Neither spoke about Ian’s non-existent message.

Lovedeep decided this was done out of tact on Marjorie’s part, but worried later if Marjorie simply didn’t care.
Because Lovedeep had spent so much time cultivating Marjorie’s friendship, Marjorie was her only friend at work, but she remained troubled over whether Marjorie felt the same toward her as she did toward Marjorie. It was Lovedeep who telephoned Marjorie when the two were not at work, and it was Lovedeep who invited Marjorie to go out for happy hour on Thursday nights. The Thursday night happy hour included half-priced margaritas and complimentary personal pizzas and bread sticks. On Friday night, by comparison, only peanuts were on offer and the drinks were merely a dollar off.

Several weeks earlier, she had asked Marjorie why she never invited her to happy hour, and Marjorie said plainly, “You say it first,” which was true. The following Thursday, Lovedeep decided to wait for Marjorie to say it first.

Her routine was to wait until after lunch, and on the Thursday of the experiment, Lovedeep was able to wait an additional twenty-seven minutes before she broke down and invited her friend to happy hour. But Marjorie had other plans that night, she had a date. “When were you going to tell me?” Lovedeep said, barely able to conceal her hurt. “I didn’t know it mattered,” Marjorie said. “I promise to tell you about it tomorrow.”

Tomorrow arrived and Marjorie said nothing.

This silence was the cause of no small resentment on Lovedeep’s part, but she felt she could not quiz her friend, for Marjorie had promised, and asking would only raise the specter of the broken promise between them.

On the following Thursday, when it came time to ask Marjorie to happy hour that night, Lovedeep was unable to articulate the request. Her mouth froze and she stood before
Marjorie’s cubicle as if before a judge’s chair, paralyzed, finding it suddenly difficult to breathe.

A half hour later, the two women stood leaning against the stucco exterior of the building, smoking Virginia Slims, and Lovedeep listened as Marjorie spoke for ten uninterrupted minutes about a neighbor’s dog that had barked all night long.
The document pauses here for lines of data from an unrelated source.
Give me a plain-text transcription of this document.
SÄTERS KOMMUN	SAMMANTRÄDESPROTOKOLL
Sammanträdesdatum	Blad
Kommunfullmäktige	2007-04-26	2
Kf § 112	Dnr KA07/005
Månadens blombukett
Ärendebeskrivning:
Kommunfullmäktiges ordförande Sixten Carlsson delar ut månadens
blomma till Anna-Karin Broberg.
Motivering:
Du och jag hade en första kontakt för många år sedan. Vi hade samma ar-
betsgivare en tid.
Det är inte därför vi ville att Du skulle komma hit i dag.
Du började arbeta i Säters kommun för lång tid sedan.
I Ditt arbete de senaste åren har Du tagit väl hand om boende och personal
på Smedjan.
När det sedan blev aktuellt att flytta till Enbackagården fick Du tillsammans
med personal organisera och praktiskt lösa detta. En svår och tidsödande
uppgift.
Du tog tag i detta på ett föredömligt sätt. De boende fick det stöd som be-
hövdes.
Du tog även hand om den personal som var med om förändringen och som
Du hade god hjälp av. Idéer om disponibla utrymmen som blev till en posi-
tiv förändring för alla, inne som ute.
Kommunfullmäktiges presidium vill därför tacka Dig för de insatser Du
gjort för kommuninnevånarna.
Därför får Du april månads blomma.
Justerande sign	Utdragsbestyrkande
It wasn’t Marjorie’s neighbor, it was a friend’s neighbor’s dog, and Marjorie’s indignation was on her friend’s account, not her own. Walking back inside, Lovedeep wondered, if a dog had kept her awake all night, would Marjorie’s indignation have been equally forceful. It was not a question she wanted to find an answer to, and sitting back down, a weight descended on her. It was a feeling of dull nausea.